We instituted several new policies regarding the well-being of baboon infants, including providing surrogate mothers made of rolled up towels suspended from the side of the cage, offering manipulable toys, and providing regular group play periods for the infants before they are integrated into pairs. It is hoped that these procedures will more closely resemble rearing with the mother, and that some of the possible detrimental behavioral effects of nursery rearing will be lessened.

To offset the high cost of maintaining an enrichment program at a large laboratory, we make use of available items, such as the large plastic drums and shredded paper for nesting material. In addition, we post signs requesting donations from the staff, such as baby toys, empty plastic containers, and old radios or televisions. The SFBR also has a very successful enrichment volunteer program. Our volunteers assist us in filling feeding devices, giving grain to group housed baboons, playing with infant chimpanzees, and helping with paper-work. We train the volunteers to work safely with primates, and provide them with literature on primate behavior and enrichment.

Perhaps the most important and far-reaching efforts to improve the lives of the nonhuman primates at the SFBR have been in educating and training our staff.

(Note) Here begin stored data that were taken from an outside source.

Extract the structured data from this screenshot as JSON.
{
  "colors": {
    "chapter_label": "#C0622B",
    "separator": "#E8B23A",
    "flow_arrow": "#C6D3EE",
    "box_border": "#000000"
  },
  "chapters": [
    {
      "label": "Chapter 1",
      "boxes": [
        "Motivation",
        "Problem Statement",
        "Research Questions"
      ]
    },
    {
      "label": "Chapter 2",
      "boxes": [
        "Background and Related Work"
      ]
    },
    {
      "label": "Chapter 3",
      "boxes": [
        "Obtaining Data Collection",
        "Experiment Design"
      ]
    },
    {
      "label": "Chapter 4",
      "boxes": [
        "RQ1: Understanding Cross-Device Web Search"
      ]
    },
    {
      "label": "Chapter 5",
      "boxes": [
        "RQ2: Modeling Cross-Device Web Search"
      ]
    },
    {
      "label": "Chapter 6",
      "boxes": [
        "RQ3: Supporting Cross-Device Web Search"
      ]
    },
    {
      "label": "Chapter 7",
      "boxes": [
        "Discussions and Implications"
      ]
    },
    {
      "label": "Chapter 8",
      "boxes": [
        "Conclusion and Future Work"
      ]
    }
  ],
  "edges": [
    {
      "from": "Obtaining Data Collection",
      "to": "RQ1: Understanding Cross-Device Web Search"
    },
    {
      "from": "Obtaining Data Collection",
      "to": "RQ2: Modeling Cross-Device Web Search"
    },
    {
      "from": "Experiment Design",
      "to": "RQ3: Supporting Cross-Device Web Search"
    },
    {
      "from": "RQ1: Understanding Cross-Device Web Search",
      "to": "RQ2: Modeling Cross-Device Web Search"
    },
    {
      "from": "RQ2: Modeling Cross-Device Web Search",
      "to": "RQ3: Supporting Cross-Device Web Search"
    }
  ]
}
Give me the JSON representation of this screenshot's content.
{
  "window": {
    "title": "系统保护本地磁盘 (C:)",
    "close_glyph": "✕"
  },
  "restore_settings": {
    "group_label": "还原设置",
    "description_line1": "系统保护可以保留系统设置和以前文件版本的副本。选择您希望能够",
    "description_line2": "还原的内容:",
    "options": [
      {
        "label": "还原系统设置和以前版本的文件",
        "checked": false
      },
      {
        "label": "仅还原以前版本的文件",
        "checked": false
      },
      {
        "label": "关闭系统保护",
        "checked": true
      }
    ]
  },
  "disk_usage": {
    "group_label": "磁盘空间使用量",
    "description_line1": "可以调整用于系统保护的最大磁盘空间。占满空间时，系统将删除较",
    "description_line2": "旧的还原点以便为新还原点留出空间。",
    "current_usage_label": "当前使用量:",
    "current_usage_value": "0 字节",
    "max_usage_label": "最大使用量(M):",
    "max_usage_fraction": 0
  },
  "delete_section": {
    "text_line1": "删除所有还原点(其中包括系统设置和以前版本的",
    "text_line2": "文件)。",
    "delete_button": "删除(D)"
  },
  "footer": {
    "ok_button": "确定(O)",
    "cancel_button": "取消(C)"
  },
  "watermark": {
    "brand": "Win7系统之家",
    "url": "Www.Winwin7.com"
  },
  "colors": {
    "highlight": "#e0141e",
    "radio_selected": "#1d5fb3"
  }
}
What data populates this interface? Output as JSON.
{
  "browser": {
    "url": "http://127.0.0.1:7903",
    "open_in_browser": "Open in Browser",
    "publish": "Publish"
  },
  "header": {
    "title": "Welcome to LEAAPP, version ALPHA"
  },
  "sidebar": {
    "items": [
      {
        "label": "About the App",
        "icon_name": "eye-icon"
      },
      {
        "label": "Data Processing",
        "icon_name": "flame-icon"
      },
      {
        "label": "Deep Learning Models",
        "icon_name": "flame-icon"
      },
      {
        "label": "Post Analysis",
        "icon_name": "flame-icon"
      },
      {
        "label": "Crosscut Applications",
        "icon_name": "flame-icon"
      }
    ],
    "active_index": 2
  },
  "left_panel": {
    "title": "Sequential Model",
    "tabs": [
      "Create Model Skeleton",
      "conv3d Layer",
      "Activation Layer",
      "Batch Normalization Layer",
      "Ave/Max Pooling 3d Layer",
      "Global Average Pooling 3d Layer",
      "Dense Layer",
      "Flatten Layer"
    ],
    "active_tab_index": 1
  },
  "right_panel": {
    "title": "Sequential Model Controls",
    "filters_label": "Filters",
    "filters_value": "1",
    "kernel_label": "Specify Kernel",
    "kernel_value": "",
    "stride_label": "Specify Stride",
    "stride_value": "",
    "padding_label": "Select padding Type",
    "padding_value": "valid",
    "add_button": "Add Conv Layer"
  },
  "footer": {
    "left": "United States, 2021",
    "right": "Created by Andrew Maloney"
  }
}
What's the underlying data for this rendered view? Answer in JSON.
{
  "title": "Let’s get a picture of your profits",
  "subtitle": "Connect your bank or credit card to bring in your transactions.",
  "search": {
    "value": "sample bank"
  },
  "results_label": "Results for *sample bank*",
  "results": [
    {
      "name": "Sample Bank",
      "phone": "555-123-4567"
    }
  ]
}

We arranged films on primate behavior and invited individuals to speak on enrichment and the behavior of wild and captive primates. We also started staff training for our Behavioral Intervention Program. The goal of the program is to provide more responsive care on an individual basis. Identifying abnormal behavior is best done by the care giving staff who are trained in the identification of abnormal behavior in primates and have daily contact with the animals.

The environmental enrichment program at the SFBR has grown tremendously in the past few years and has had many successes in addressing the behavioral needs of the nonhuman primates in our care. However, improving the environment and well-being of nonhuman primates is not achieved by reaching some static level, but rather is an evolving process in which the physical and the psychological needs of the animals are addressed on a daily basis.


Linda Brent is a Research Associate in the Department of Laboratory Animal Medicine of the SFBR in San Antonio, Texas.


AWI Quarterly, Winter 1995, Vol. 44 (1), p. 14-15.